Looking back, Gray said, her smartest move was to “secure all my financing by May 2008.’’ If she had waited a few months, she suspects, the $250,000 home equity loan she needed for construction, furniture, and to hire staff, would have been denied by her lender. Still, after being open for less than two weeks, Gray’s $40,000 line of credit was cut to $12,000 as worldwide credit markets became paralyzed.

“I took all the money I’d ever earned and put it where my mouth is,’’ said Gray, who owns the store with her husband, Richard Gray. “We were scared.’’

The boutique specializes in wedding and baby gifts, handbags, and designer candles, and is doing well as the economy slowly rebounds. In fact, Gray said, it’s moved from breaking even to becoming cash positive every month since September.

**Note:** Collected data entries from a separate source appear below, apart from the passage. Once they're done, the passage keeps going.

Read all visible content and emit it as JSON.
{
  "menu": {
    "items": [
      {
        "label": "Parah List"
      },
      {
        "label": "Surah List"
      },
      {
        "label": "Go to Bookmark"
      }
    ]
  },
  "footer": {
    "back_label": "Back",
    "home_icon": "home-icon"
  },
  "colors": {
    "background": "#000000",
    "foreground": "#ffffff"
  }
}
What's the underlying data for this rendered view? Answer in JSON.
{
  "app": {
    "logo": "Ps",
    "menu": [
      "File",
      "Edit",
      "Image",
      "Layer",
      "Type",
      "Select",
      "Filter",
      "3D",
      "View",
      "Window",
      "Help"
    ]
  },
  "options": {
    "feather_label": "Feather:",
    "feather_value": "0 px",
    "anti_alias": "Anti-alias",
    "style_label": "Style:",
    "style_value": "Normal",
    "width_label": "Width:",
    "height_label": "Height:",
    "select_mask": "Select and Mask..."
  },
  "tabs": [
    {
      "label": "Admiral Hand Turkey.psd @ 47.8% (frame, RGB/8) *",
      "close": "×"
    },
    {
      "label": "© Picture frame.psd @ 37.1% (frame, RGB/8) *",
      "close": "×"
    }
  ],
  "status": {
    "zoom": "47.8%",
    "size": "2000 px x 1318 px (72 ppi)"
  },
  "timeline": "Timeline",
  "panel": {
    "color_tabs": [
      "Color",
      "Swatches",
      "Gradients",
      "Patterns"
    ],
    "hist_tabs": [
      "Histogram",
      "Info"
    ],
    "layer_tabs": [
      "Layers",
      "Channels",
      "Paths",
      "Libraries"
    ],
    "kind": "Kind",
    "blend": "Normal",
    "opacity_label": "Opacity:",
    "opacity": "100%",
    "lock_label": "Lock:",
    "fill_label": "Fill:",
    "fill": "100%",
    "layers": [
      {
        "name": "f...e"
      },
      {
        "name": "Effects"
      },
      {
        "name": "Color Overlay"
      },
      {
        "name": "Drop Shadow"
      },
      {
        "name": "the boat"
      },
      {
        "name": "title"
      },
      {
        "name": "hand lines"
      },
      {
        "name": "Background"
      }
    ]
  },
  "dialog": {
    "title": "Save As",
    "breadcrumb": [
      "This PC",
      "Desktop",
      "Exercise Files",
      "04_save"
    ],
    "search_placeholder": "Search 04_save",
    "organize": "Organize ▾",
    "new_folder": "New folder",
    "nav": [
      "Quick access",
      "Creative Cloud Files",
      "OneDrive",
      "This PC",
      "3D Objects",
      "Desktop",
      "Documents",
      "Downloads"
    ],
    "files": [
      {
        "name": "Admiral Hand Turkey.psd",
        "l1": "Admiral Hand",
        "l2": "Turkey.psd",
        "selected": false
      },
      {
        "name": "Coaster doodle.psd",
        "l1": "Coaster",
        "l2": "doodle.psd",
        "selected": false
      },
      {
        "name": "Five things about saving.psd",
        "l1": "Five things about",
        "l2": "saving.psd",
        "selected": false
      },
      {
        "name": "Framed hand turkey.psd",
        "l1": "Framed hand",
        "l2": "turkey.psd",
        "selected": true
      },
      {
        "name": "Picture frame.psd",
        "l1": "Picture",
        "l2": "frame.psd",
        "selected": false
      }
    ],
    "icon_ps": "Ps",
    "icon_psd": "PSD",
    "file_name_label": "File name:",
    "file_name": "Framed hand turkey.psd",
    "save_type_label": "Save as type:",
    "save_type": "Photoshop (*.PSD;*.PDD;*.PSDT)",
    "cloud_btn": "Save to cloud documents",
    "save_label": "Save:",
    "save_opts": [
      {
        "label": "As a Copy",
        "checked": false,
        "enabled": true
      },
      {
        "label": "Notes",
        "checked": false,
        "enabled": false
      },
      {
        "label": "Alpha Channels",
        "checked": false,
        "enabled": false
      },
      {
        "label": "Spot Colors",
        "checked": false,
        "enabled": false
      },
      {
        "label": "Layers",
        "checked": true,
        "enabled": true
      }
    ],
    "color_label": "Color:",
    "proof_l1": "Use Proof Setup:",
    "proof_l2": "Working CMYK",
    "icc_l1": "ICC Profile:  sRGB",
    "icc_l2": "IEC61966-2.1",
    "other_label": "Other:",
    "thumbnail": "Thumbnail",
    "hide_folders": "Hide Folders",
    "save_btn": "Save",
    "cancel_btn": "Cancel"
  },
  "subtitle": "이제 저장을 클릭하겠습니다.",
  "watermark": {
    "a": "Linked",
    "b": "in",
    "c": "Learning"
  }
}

To make it this far, Gray retooled her business after the first 18 months. She opened with one full-time, well-paid employee, and soon realized the expense was crushing her bottom line.

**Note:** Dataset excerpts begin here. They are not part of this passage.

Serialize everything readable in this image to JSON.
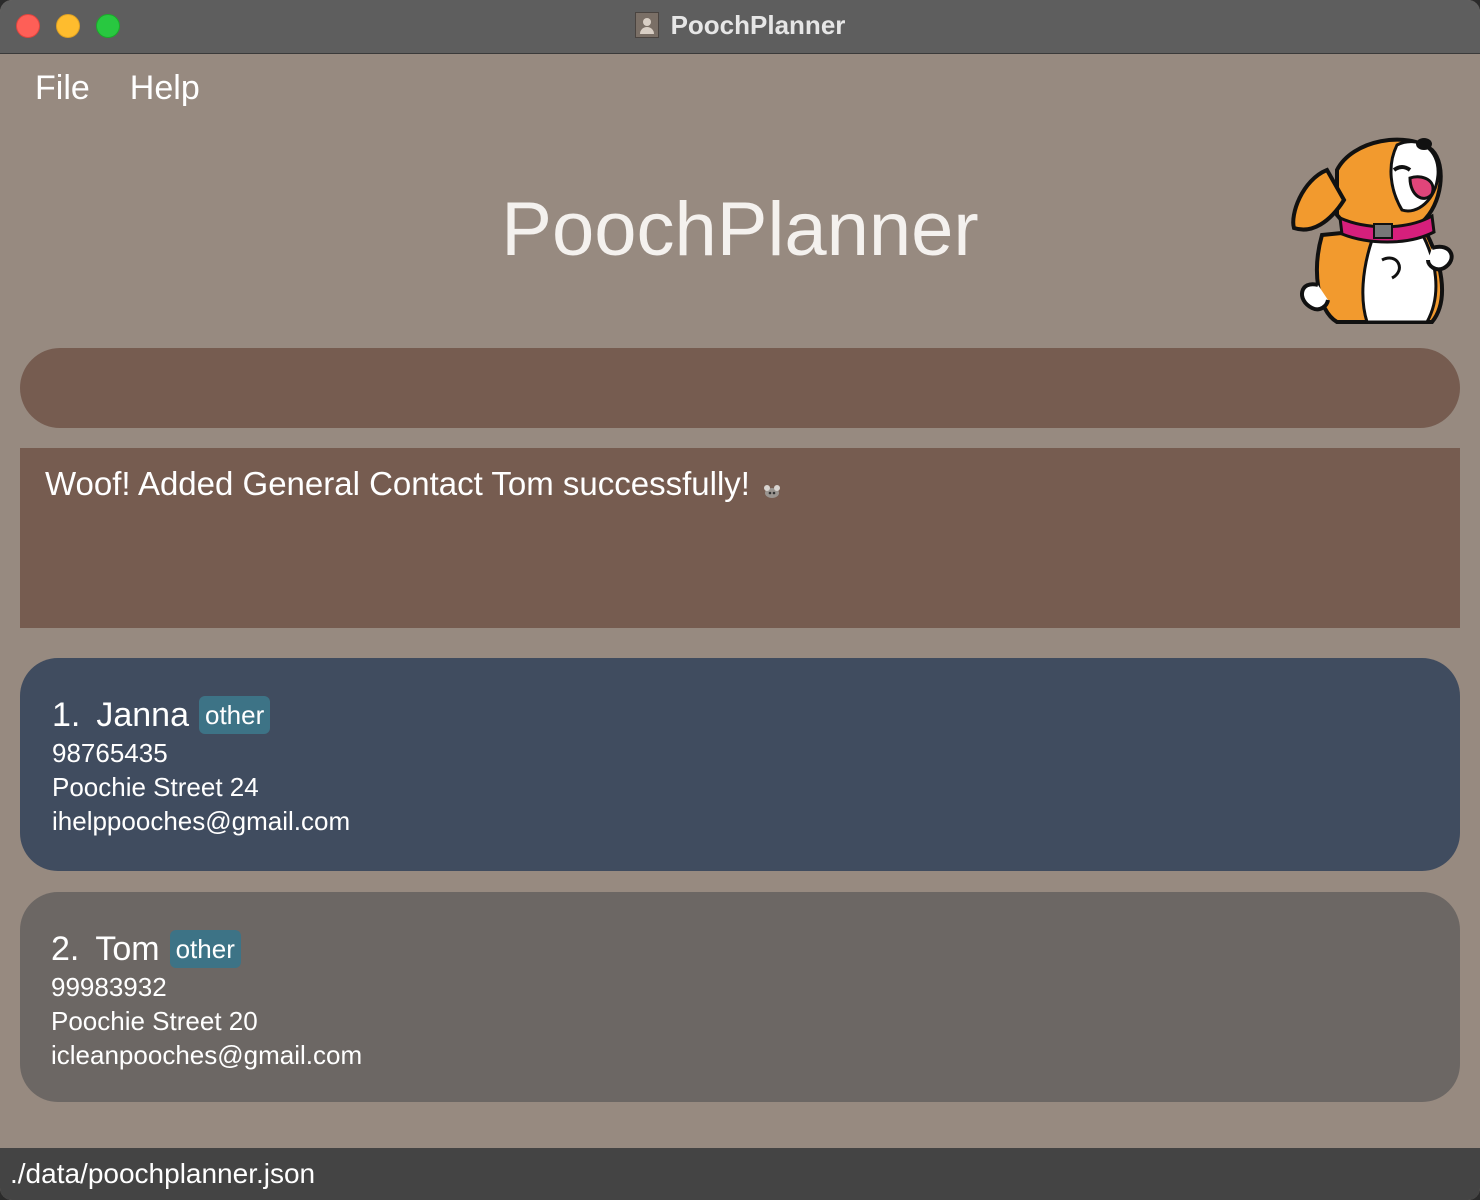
{
  "window": {
    "title": "PoochPlanner"
  },
  "menu": {
    "file": "File",
    "help": "Help"
  },
  "header": {
    "title": "PoochPlanner"
  },
  "command_box": {
    "value": "",
    "placeholder": ""
  },
  "result": {
    "message": "Woof! Added General Contact Tom successfully!"
  },
  "contacts": [
    {
      "index": "1.",
      "name": "Janna",
      "tag": "other",
      "phone": "98765435",
      "address": "Poochie Street 24",
      "email": "ihelppooches@gmail.com",
      "selected": true
    },
    {
      "index": "2.",
      "name": "Tom",
      "tag": "other",
      "phone": "99983932",
      "address": "Poochie Street 20",
      "email": "icleanpooches@gmail.com",
      "selected": false
    }
  ],
  "status_bar": {
    "path": "./data/poochplanner.json"
  },
  "colors": {
    "background": "#978a80",
    "command_box": "#765c50",
    "selected_card": "#404c5f",
    "card": "#6c6764",
    "tag": "#3d7386",
    "status_bar": "#444444"
  },
  "icons": {
    "mascot": "dog-mascot-icon",
    "result_emoji": "paw-icon"
  }
}
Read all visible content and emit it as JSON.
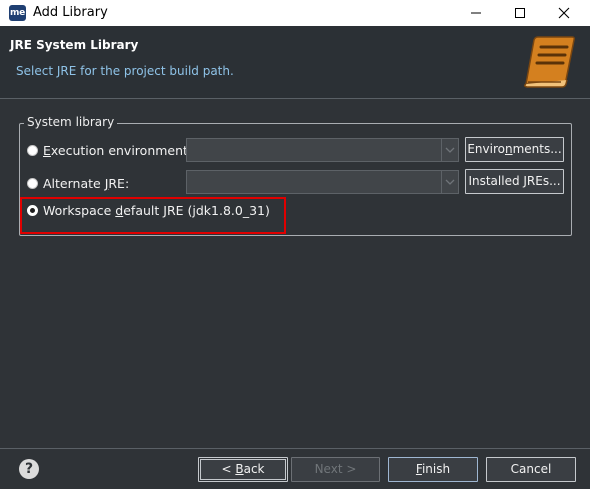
{
  "window": {
    "title": "Add Library",
    "app_icon_text": "me",
    "minimize_icon": "minimize-icon",
    "maximize_icon": "maximize-icon",
    "close_icon": "close-icon"
  },
  "header": {
    "title": "JRE System Library",
    "message": "Select JRE for the project build path.",
    "icon": "library-book-icon",
    "icon_color": "#d4801f"
  },
  "group": {
    "label": "System library",
    "options": [
      {
        "label_pre": "",
        "label_mnemonic": "E",
        "label_post": "xecution environment:",
        "selected": false
      },
      {
        "label_pre": "Alternate ",
        "label_mnemonic": "J",
        "label_post": "RE:",
        "selected": false
      },
      {
        "label_pre": "Workspace ",
        "label_mnemonic": "d",
        "label_post": "efault JRE (jdk1.8.0_31)",
        "selected": true
      }
    ],
    "execution_env_value": "",
    "alternate_jre_value": "",
    "environments_button": {
      "pre": "Enviro",
      "mnemonic": "n",
      "post": "ments..."
    },
    "installed_jres_button": {
      "pre": "Installed JREs...",
      "mnemonic": "",
      "post": ""
    }
  },
  "footer": {
    "help_icon": "help-icon",
    "back_button": {
      "pre": "< ",
      "mnemonic": "B",
      "post": "ack"
    },
    "next_button": "Next >",
    "finish_button": {
      "pre": "",
      "mnemonic": "F",
      "post": "inish"
    },
    "cancel_button": "Cancel"
  },
  "colors": {
    "accent_highlight": "#e00000",
    "background": "#2f3337",
    "header_message": "#8fc3e8"
  }
}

Gray now employs six part-timers “for what I used to pay one’’ full-time worker. She still doesn’t take a paycheck herself, however, and the event planning side of her business has helped the store thrive. And being part of the community she became a member of the newly created Charlestown Chamber of Commerce, does in-store trunk shows and book signings, and has gone door-to-door to market her shop.

“Even through the recession, people still get married, still have babies, [and] still have birthdays,’’ Gray said, so they buy gifts. “That’s not going to change.’’

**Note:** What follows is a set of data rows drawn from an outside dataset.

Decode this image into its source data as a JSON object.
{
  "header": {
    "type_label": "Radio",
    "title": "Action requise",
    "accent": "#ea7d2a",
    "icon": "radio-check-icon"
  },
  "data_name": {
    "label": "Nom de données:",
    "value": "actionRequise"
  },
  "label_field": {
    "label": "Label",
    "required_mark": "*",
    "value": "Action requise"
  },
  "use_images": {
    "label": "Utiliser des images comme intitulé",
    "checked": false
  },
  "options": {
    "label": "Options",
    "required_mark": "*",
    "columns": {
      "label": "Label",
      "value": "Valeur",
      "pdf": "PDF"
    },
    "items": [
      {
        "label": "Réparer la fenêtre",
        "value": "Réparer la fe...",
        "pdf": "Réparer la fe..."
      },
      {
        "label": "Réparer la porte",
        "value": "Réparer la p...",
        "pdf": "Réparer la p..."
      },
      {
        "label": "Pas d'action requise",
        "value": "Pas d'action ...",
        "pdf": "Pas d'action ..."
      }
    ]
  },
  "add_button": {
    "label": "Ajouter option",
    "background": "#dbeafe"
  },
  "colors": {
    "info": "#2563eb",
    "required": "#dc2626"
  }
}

Another thing that hasn’t changed is people’s need to sometimes splurge on dinner, even as they monitor household budgets. Or so Julio de Haro and his partner Lara Gavigan believed when they invested $600,000 in a raw space on Harrison Avenue in Boston for a 76-seat Spanish restaurant. Estragon Tapas Bar opened in June 2008 and for the first year, “business was suffering,’’ de Haro admitted.

In November, de Haro scrapped his late night weekend menu — the place was empty by 10:30 p.m. And all the corporate holiday parties he booked that December were canceled.

Seeing his urban eatery with a 1930s vibe sit ghostly quiet most Monday and Tuesday nights “was eerie,’’ de Haro said. On some evenings “there were eight people dining out,’’ he said. “That feeds into itself. No one wants to come to a place that isn’t busy.’’

To stay afloat, the Madrid native overhauled the restaurant to cut costs. He took over the kitchen when his chef left and retooled an “esoteric’’ menu that featured pig ears and baby octopus with blood sausage to offer classic Spanish fare such as seafood paella that would appeal to a wider customer base. At the same time, he lowered prices by 10 to 15 percent for food and 20 percent for wine, while adding pre-Prohibition cocktails — like gimlets made with green tea — in an attempt to spur spending.

The moves worked, and de Haro staved off disaster. Today, the restaurant has become a neighborhood mainstay.

“There’s been an upward trend in business, and we’ve been able to forecast gains,’’ said de Haro. “It’s a relief.’’

The restaurant’s annual net income went from a loss of $200,000 in the first year to a projected $50,000 profit for 2011.

Although he sometimes feels overwhelmed by bills, each month is better than the last, de Haro said. “It’s rewarding to see the results of your hard work and to have customers recognize that. The economy is doing good and people are starting to enjoy themselves again.’’

Paquette at Pretty Things is also looking ahead with optimism. As the company’s beer portfolio has grown to 13 different styles, it’s hired a full-time employee in Massachusetts and a part-timer in New York. The ale, brewed in Westport, is served in white tablecloth restaurants such as Craigie on Main in Cambridge and also flows in pubs from Providence to Philadelphia. The company also intends to open a small brewery and tasting room in Somerville.

Paquette believes consumers have become less hesitant about spending money on something that makes them happy. He cites as evidence the popularity of his flagship Jack D’Or beer, which costs $5.99 for a 22-oz. bottle.

“At the end of the day, what we are selling is fun,’’ he said.